Wolfram Wette, Professor für Neueste Geschichte am Historischen Seminar der Universität Freiburg, der in diesem Jahr bereits mit dem erschütternden Buch „Karl Jäger. Mörder der litauischen Juden“ (Fischer Verlag) in Erscheinung getreten ist, hat nun mit Joachim Perels ein bemerkenswertes Buch herausgegeben.

Wolfram Wette, Professor für Neueste Geschichte am Historischen Seminar der Universität Freiburg, der in diesem Jahr bereits mit dem erschütternden Buch „Karl Jäger. Mörder der litauischen Juden“ (Fischer Verlag) in Erscheinung getreten ist, hat nun mit Joachim Perels ein bemerkenswertes Buch herausgegeben. Es befasst sich im Wesentlichen mit drei miteinander verbundenen Fragen: „Die Rolle der Militärjustiz in der NS-Diktatur, den Umgang mit ihr in der Bundesrepublik und der Rolle früherer Wehrmachtsjuristen in der Nachkriegsperiode Westdeutschlands, verbunden mit einem kurzen Blick auf die DDR.“ So die beiden Herausgeber in ihrer instruktiven Einleitung des Buches, das 22 weitere Beiträge verschiedener Autoren und einen ausführlichen wissenschaftlichen Anhang sowie einen Bildteil umfasst. Auch über die Autoren wird man ausführlich informiert, wobei man allerdings ausgerechnet den Mitherausgeber Perels, einen emeritierten Professor für Politikwissenschaften aus Hannover, vergessen hat.

Unter den Autoren befinden sich Manfred Messerschmidt und Norbert Haase, die – ebenso wie Fritz Wüllner – zu den Veteranen der Forschung über die Wehrmachtsjustiz gehören, die erst vor zwanzig Jahren begonnen hat. Die Beiträge sind sechs Kapiteln zugeordnet: „Gescheiterte justizielle Verfolgung der Wehrmachtsrichter und Gerichtsherren“, „Wehrmachtsrichter und ihre Opfer“, „Selbstrechtfertigungen und Freisprüche in eigener Sache“, „Nachkriegskarrieren von Wehrmachtsjuristen“, „Zum Wirken von Wehrmachtsrichtern in der Bundesrepublik“, „Der lange Kampf der Justizopfer um ihre Würde“ und „Liebäugeln mit einer neuen Militärjustiz?“. Die Vielzahl der Blickwinkel auf die behandelte Thematik ermöglicht dem Leser ein tiefgründiges Verständnis, wobei gelegentliche Wiederholungen allerdings unvermeidlich sind.

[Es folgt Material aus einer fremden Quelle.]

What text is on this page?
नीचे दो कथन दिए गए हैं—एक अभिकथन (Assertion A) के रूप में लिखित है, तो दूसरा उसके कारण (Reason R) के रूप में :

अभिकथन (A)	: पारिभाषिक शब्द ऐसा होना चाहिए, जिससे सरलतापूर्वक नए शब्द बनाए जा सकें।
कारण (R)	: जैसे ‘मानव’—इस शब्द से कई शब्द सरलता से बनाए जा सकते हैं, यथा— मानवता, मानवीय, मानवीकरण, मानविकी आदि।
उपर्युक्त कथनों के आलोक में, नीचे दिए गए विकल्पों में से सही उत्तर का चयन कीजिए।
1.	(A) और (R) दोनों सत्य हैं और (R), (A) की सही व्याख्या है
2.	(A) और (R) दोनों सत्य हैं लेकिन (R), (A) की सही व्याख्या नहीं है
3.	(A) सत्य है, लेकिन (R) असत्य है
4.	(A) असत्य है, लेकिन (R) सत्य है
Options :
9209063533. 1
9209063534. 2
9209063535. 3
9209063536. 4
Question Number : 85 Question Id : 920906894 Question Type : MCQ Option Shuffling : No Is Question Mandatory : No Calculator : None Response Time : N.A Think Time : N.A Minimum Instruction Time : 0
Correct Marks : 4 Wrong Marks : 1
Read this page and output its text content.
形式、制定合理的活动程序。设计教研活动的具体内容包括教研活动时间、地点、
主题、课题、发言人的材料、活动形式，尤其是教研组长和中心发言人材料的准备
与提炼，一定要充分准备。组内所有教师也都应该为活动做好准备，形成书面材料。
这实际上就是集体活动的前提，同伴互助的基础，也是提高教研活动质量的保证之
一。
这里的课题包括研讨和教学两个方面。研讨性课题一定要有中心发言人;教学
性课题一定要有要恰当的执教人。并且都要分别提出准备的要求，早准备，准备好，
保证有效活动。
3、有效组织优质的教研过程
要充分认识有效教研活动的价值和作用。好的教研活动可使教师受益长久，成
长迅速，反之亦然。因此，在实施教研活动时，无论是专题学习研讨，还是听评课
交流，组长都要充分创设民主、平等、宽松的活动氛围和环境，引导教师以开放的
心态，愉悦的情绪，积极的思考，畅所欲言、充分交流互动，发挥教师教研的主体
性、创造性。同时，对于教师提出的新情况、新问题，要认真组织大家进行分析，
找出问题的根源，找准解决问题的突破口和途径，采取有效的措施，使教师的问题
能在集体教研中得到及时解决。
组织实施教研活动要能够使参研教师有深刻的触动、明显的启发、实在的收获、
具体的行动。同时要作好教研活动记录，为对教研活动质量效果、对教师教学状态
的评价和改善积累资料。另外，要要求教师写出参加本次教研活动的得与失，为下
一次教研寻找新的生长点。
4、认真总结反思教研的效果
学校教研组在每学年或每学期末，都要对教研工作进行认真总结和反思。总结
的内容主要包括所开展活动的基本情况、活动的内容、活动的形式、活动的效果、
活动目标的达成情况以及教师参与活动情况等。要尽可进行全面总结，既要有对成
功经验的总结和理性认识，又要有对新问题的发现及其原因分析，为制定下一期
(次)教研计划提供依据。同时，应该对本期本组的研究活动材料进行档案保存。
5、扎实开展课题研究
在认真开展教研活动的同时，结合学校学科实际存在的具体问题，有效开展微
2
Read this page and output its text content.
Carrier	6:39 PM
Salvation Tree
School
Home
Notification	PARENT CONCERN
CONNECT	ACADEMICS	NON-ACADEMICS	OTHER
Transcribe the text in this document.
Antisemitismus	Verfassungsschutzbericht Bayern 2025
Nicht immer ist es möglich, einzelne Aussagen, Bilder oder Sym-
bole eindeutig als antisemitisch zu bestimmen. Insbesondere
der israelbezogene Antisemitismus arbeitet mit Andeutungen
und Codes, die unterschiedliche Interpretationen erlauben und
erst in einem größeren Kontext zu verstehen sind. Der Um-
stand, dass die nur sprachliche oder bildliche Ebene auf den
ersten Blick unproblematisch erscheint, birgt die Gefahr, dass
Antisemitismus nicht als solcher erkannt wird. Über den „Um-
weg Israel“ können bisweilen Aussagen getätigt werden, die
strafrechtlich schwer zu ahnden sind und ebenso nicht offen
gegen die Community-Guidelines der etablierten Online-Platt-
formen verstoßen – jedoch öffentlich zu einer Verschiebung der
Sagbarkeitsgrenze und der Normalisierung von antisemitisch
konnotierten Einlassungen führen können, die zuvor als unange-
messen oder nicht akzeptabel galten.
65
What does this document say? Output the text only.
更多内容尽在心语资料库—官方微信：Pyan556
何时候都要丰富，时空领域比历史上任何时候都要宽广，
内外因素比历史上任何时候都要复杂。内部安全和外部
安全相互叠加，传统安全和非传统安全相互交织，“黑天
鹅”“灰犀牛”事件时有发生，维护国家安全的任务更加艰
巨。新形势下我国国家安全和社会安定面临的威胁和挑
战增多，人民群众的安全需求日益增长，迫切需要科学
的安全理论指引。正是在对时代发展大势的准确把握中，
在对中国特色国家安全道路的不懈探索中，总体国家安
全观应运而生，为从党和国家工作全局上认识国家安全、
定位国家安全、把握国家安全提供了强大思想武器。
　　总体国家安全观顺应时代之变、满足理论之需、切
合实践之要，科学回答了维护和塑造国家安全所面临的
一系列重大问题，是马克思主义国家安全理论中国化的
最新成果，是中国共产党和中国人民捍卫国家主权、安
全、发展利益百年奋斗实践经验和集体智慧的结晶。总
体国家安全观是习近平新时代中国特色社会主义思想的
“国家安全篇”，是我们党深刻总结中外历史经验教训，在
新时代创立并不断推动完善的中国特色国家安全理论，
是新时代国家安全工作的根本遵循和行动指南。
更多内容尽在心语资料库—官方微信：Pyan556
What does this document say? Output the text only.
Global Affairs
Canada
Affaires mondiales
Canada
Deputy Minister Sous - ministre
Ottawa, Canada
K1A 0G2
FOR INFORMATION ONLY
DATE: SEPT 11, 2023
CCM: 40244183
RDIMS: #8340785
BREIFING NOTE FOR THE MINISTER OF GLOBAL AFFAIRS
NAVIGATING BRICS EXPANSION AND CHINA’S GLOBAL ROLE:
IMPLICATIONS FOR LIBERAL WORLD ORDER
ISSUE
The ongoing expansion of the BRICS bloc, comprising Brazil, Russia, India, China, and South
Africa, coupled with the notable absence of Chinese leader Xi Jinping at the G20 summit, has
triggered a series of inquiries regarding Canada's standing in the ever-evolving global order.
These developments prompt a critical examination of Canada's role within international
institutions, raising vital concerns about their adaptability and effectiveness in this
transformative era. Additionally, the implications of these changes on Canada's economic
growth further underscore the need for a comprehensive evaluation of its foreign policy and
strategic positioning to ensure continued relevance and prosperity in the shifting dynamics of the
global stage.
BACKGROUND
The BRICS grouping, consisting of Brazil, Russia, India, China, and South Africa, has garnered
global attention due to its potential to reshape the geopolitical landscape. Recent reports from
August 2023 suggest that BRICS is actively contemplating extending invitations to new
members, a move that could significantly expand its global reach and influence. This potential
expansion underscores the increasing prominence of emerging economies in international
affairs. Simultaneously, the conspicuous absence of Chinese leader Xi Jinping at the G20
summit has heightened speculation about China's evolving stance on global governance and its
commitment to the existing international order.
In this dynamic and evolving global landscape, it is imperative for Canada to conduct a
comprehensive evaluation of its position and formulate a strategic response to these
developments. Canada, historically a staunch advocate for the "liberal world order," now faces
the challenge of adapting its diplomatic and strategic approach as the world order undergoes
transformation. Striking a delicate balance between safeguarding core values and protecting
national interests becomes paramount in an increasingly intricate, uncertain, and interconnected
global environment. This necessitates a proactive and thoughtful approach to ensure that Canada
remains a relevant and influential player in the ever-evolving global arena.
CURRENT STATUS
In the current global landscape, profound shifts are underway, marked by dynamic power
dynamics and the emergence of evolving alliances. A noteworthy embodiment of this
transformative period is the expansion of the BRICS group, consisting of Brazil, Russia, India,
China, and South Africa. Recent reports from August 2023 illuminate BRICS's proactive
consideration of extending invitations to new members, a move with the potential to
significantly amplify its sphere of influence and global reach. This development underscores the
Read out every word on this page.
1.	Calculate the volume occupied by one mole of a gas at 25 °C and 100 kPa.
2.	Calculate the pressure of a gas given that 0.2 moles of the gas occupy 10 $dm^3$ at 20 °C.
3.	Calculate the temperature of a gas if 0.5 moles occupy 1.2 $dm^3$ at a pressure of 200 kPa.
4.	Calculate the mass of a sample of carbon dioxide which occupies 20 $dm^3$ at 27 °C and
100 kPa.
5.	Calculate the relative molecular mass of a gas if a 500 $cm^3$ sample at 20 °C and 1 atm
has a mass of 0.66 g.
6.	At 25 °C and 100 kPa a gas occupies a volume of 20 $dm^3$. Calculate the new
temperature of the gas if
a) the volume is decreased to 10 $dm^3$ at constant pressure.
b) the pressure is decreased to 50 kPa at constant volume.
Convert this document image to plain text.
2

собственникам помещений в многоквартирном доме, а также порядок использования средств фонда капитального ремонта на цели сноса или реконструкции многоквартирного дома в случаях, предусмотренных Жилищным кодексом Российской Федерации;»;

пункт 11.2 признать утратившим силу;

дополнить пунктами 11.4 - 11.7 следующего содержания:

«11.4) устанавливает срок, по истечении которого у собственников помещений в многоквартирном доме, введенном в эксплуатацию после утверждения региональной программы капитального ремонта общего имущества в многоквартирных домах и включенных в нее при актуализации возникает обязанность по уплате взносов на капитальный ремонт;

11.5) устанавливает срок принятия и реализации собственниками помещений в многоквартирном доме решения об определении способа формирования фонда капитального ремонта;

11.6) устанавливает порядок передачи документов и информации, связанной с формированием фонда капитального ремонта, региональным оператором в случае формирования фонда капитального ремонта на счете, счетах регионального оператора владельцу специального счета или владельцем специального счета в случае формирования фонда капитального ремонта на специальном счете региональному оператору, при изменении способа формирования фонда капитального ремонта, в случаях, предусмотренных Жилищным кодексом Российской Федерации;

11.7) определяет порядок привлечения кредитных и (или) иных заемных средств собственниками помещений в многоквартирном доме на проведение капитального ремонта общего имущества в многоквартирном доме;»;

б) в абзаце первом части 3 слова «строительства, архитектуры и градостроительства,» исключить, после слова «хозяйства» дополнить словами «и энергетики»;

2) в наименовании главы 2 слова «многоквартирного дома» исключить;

Nach der Lektüre darf man diese Anthologie in die seltene Kategorie der Bücher einordnen, die mehr enthalten, als ihr Titel verspricht. Denn es wird dem Leser nicht nur umfassendes Wissen über das Wirken der Militärjuristen des NS-Staates vermittelt, sondern ihm ins Bewusstsein gerückt, dass die strafrechtliche Auseinandersetzung mit dem NS-Unrecht in der Bundesrepublik deshalb von vornherein zu weitgehendem Scheitern verurteilt war, weil fast alle ehemaligen NS-Richter und Staatsanwälte wieder in ihre Ämter zurückgelangten.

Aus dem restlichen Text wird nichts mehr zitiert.